Two different types of knowledge. Two different sets of skills. If we want people to socialize, to conform, to follow rules, we'll focus on the repetition of the symbols and codes that constitute explicit knowledge, to have them become expert in what Wittgenstein called "language games," the public performance of language. But if we want people to learn, then we need to focus on the subsymbolic, the concepts, skills, procedures and other bits of tacit knowledge that underlie, and give rise to, the social conventions. We cannot simply learn the words. "A great deal of medicine can be remembered even after one has forgotten the use of medical terms."
Or, to put the same point more bluntly, we can teach to support learning, or we can teach to support the production of social artifacts. We can teach the subject, or we can teach superficial behaviours. And as Tom Hoffman notes, those who have deeper knowledge, a greater base of expertise, will tend to produce "deep learning" in a discipline, while the less experience teachers will "teach to the test." And though students of the less experienced teachers had better test scores, students who learned from more experienced instructors performed better in subsequent courses. Hoffman cites scientific evidence but the same thing was said, many years earlier, by John Holt, who observed that in a traditional classroom, children learn to play the system, "to manipulate teachers to gain clues about what the teacher really wants. Through the teacher's body language, facial expressions and other clues, they learn what might be the right answer. They mumble, straddle the answer, get the teacher to answer their own question, and take wild guesses while waiting to see what happens."

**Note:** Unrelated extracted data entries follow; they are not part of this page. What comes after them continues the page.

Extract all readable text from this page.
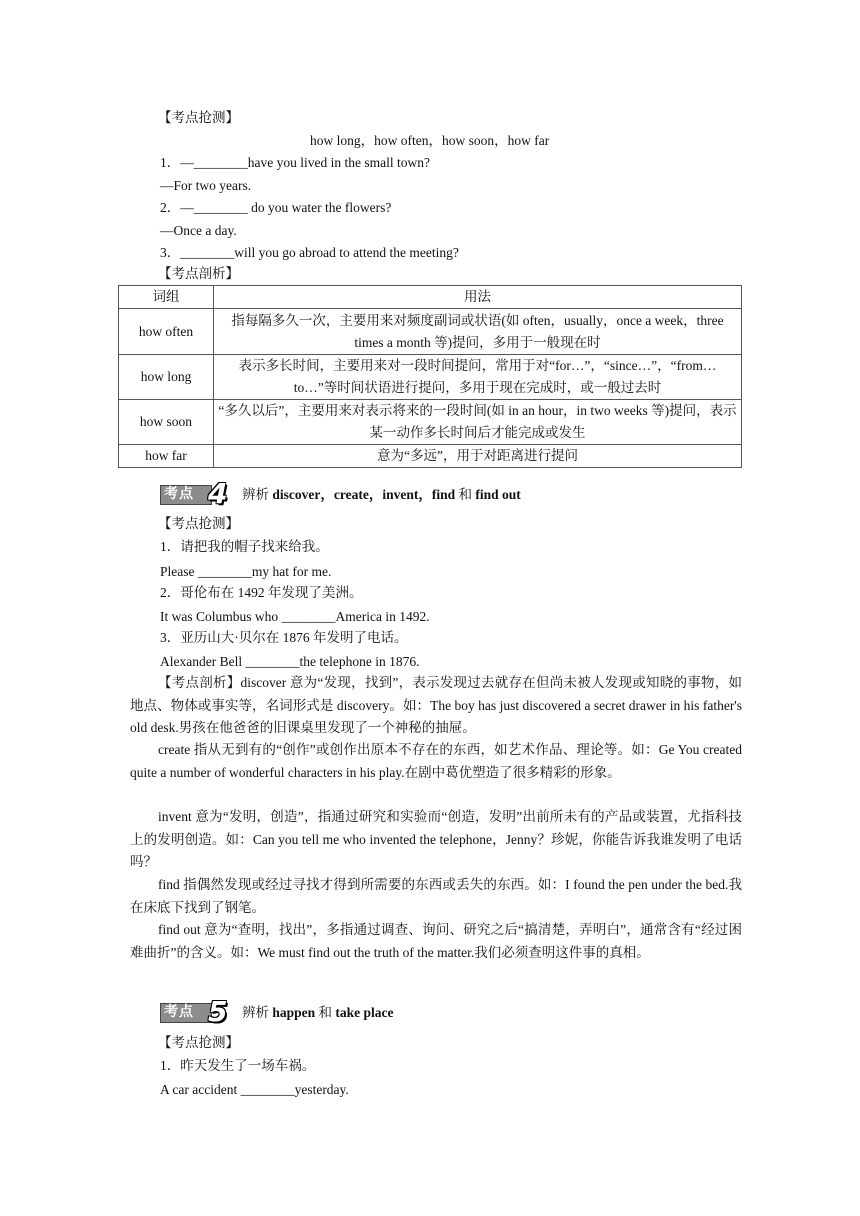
【考点抢测】
how long，how often，how soon，how far
1．—________have you lived in the small town?
—For two years.
2．—________ do you water the flowers?
—Once a day.
3．________will you go abroad to attend the meeting?
【考点剖析】
词组	用法
how often	指每隔多久一次，主要用来对频度副词或状语(如 often，usually，once a week，three times a month 等)提问，多用于一般现在时
how long	表示多长时间，主要用来对一段时间提问，常用于对“for…”，“since…”，“from…to…”等时间状语进行提问，多用于现在完成时，或一般过去时
how soon	“多久以后”，主要用来对表示将来的一段时间(如 in an hour，in two weeks 等)提问，表示某一动作多长时间后才能完成或发生
how far	意为“多远”，用于对距离进行提问
考点 4 辨析 discover，create，invent，find 和 find out
【考点抢测】
1．请把我的帽子找来给我。
Please ________my hat for me.
2．哥伦布在 1492 年发现了美洲。
It was Columbus who ________America in 1492.
3．亚历山大·贝尔在 1876 年发明了电话。
Alexander Bell ________the telephone in 1876.
【考点剖析】discover 意为“发现，找到”，表示发现过去就存在但尚未被人发现或知晓的事物，如地点、物体或事实等，名词形式是 discovery。如：The boy has just discovered a secret drawer in his father's old desk.男孩在他爸爸的旧课桌里发现了一个神秘的抽屉。
create 指从无到有的“创作”或创作出原本不存在的东西，如艺术作品、理论等。如：Ge You created quite a number of wonderful characters in his play.在剧中葛优塑造了很多精彩的形象。
invent 意为“发明，创造”，指通过研究和实验而“创造，发明”出前所未有的产品或装置，尤指科技上的发明创造。如：Can you tell me who invented the telephone，Jenny？珍妮，你能告诉我谁发明了电话吗？
find 指偶然发现或经过寻找才得到所需要的东西或丢失的东西。如：I found the pen under the bed.我在床底下找到了钢笔。
find out 意为“查明，找出”，多指通过调查、询问、研究之后“搞清楚，弄明白”，通常含有“经过困难曲折”的含义。如：We must find out the truth of the matter.我们必须查明这件事的真相。
考点 5 辨析 happen 和 take place
【考点抢测】
1．昨天发生了一场车祸。
A car accident ________yesterday.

If we really want to know what students learn, we need to take into account a much wider range of phenomena than how they behave in response to the production of artifacts. Perhaps it's a bit much to measure their pupil dilation, eye gaze, brain activity, blinking, breathing and body temperature, as neuromarketers do. But it shouldn't be too much to expect to be able to map their social and search activity in a learning community, as Google does.
And when we teach, we may not need to take into account everything about the message, the way a political campaign might. We may not, as political consultant Darryl Howard does, "measure everything including the story line, level of the language, images, music." But we should understand, as educators, that learning is much more than mere presentation of facts, that students are learning from everything that goes on around them, and that even if we are not teaching this way, someone -- with perhaps less honorable motives -- is doing it.